Ordered that the order is affirmed, with costs.
The plaintiff was injured while playing handball on an outdoor court located at the Joseph Austin Park in Queens. He claimed that he had been playing for a few minutes when he stepped to the right to hit the ball and tripped or fell over a hole on the paved surface. The hole was located immediately adjacent to an expansion joint which was painted yellow in some places, and constituted the "short" foul line of the court. According to the plaintiff, the hole was approximately one foot long, several inches wide at its widest point, and 3/4 of an inch deep, but it was not readily visible due to its location next to the foul line.
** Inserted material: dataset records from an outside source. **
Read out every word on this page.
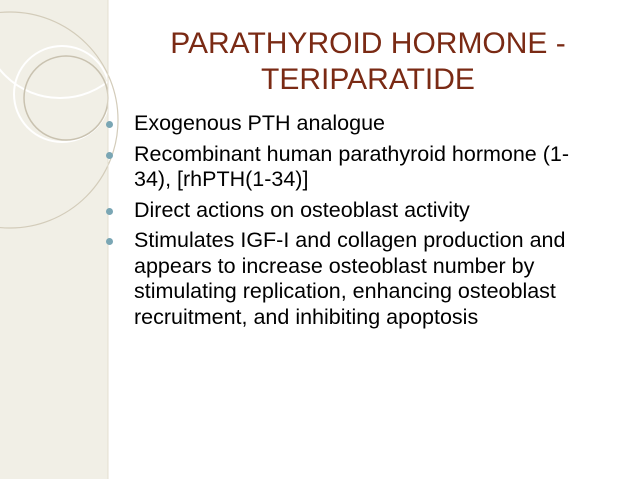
PARATHYROID HORMONE - TERIPARATIDE
Exogenous PTH analogue
Recombinant human parathyroid hormone (1-34), [rhPTH(1-34)]
Direct actions on osteoblast activity
Stimulates IGF-I and collagen production and appears to increase osteoblast number by stimulating replication, enhancing osteoblast recruitment, and inhibiting apoptosis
When the City allegedly failed to respond adequately to the plaintiff's discovery requests for records, he moved to compel discovery. The City cross-moved for summary judgment on the basis that the plaintiff had assumed the risk of engaging in this recreational activity.
It is well settled that "by engaging in a sport or recreational activity, a participant consents to those commonly appreciated risks which are inherent in and arise out of the nature of the sport generally and flow from such participation" ( Morgan v. State of New York, 90 N.Y.2d 471, 484). This encompasses risks associated with the construction of the playing field, and any open and obvious conditions on it ( see, Maddox v. City of New York, 66 N.Y.2d 270, 277; see also, Brown v. City of New York, 251 A.D.2d 361). In the present case, the parties' submissions, which included the plaintiff's deposition testimony, his testimony at the hearing held pursuant to General Municipal Law § 50-h, and photographs depicting the accident site, reveal that the hole in the paved surface of the handball court was clearly visible. Since the plaintiff voluntarily chose to play on a court surface on which there was a faulty condition that was open and obvious, he assumed the risk of injury from stepping into the hole ( see, Paone v. County of Suffolk, 251 A.D.2d 563; Brown v. City of New York, supra; Touti v. City of New York, 233 A.D.2d 496; Colucci v. Nansen Park, 226 A.D.2d 336; Miller v. City of New York, 217 A.D.2d 537).
Accordingly, the defendant's cross motion for summary judgment was properly granted, and the Supreme Court did not improvidently exercise its discretion in denying the plaintiff's motion as academic.
O'Brien, J. P., Ritter, Thompson and Joy, JJ., concur.